Quick Link: New England B.B. Vouches for SL

The New England Business Bulletin recently published a primer on how virtual training spaces, and 3D worlds in general, are being used by corporations and are one of the growth areas in this recession.

The article cites a number of corporations that are using Second Life as a training playground: IBM (which the author’s note have saved in the hundreds of thousands of dollars from virtual training), Michelin, and Xerox, among others. Scott Ahrens, a UMass Dartmouth professor in the College of Visual and Performing Arts, notes that there are three main areas where Second Life is being used.

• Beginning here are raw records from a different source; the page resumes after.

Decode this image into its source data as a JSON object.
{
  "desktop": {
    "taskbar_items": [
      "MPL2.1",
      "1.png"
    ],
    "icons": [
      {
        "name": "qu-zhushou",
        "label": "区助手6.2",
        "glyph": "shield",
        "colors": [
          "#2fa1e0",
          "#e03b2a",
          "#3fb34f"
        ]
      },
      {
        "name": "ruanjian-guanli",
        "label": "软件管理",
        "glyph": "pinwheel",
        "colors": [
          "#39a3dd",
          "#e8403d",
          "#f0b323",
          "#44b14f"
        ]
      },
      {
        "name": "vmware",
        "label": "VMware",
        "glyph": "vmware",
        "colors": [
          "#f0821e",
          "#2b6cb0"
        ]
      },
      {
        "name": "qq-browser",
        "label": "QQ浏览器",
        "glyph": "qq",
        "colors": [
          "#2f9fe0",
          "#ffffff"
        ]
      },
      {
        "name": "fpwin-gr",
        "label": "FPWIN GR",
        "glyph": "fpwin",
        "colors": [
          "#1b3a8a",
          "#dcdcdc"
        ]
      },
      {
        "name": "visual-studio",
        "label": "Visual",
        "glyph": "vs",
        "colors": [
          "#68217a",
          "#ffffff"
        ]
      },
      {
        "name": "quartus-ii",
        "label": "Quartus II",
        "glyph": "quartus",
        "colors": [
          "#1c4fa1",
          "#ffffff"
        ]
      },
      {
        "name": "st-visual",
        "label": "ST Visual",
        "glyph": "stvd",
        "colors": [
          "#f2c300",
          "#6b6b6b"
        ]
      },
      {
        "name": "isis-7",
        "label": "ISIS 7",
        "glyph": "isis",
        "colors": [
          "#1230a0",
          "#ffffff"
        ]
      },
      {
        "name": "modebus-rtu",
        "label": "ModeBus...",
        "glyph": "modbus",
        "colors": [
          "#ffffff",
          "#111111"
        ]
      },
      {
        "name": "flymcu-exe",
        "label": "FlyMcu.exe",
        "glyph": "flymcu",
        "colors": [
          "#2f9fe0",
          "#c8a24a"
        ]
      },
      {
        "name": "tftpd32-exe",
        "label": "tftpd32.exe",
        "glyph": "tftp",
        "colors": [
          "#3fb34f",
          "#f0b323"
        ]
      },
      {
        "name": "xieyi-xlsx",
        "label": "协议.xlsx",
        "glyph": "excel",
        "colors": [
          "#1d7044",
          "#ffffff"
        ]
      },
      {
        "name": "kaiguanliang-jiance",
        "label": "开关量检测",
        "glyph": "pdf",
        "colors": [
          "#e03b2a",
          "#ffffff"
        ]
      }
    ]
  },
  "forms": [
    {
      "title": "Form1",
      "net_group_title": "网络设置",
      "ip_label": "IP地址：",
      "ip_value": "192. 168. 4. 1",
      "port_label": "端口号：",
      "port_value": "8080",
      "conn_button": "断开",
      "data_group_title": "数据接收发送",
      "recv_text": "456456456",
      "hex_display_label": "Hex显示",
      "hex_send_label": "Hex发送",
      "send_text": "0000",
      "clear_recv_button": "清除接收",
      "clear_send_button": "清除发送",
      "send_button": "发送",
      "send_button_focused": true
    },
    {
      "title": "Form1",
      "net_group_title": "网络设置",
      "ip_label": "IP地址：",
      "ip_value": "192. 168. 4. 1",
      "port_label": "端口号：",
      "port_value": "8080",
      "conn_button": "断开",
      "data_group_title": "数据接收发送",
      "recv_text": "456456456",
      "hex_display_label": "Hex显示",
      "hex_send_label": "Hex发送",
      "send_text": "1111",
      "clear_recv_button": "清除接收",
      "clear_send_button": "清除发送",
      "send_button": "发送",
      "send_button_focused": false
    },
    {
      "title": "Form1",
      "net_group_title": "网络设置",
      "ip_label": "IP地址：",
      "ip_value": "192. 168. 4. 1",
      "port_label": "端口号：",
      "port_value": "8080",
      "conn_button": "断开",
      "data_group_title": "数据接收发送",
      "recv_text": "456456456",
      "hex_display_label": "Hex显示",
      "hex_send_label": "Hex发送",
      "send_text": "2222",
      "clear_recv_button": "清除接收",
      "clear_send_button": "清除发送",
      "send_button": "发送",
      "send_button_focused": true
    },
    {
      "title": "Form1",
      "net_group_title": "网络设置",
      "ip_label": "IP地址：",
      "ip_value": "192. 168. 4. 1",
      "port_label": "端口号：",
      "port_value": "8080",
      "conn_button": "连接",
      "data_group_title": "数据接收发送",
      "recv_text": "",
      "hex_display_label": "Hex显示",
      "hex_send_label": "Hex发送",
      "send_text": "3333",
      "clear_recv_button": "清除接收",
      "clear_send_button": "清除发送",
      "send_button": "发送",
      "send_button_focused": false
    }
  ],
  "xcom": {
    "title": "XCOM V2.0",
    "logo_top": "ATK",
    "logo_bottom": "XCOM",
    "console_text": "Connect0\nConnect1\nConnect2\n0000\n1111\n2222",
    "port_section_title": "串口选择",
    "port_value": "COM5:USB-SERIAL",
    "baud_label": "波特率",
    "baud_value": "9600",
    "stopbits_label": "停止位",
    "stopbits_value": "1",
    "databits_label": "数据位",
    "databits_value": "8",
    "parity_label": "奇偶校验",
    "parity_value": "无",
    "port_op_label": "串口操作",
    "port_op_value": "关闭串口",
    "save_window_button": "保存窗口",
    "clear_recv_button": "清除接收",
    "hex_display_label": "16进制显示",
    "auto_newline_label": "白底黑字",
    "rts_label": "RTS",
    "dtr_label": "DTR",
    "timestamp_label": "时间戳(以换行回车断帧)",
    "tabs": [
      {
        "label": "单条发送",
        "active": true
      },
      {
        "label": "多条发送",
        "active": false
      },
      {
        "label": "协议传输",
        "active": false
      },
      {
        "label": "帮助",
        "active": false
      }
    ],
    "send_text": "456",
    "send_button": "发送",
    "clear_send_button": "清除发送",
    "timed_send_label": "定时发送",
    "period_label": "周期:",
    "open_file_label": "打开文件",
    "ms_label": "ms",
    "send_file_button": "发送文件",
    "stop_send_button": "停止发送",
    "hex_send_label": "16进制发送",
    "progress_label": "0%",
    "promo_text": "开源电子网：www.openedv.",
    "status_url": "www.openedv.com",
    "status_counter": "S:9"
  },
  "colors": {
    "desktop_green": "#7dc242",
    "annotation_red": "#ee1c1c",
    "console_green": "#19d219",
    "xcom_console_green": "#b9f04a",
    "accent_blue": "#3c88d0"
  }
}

“It is currently being used in corporations for teleconferencing, role playing (mock interviews, practicing management strategies, etc.) and simulation (training workers to use a product or practice tasks that would be too costly or dangerous in the real world),” he told the Bulletin.

As well, some organizations are using Second Life as a marketing tool, citing the National Oceanic and Atmospheric Administration, which calculated that 40% of its recent visitors found out about it from Second Life.

“You can read about a tsunami in a textbook or you can experience one in a virtual world,” said NOAA’s Virtual Worlds Program Manager Eric Hackathorn in the case study report. “I believe that (virtual world) experience has a great impact.” The article also cites figures showing that sales in Enterprising Social Networks – including SL – rose 29% in 2008, with another 26% bump expected in 2009. Which will all lead, of course, to the 3D-based broswers and the proliferation of virtual spaces.

“The single greatest innovation in ESN over the next decade will be the move from two-dimensional interfaces to three-dimensional virtual reality places,” said William F. Zachmann, social networking industry analyst who was part of a Wainhouse Research report on these subjects.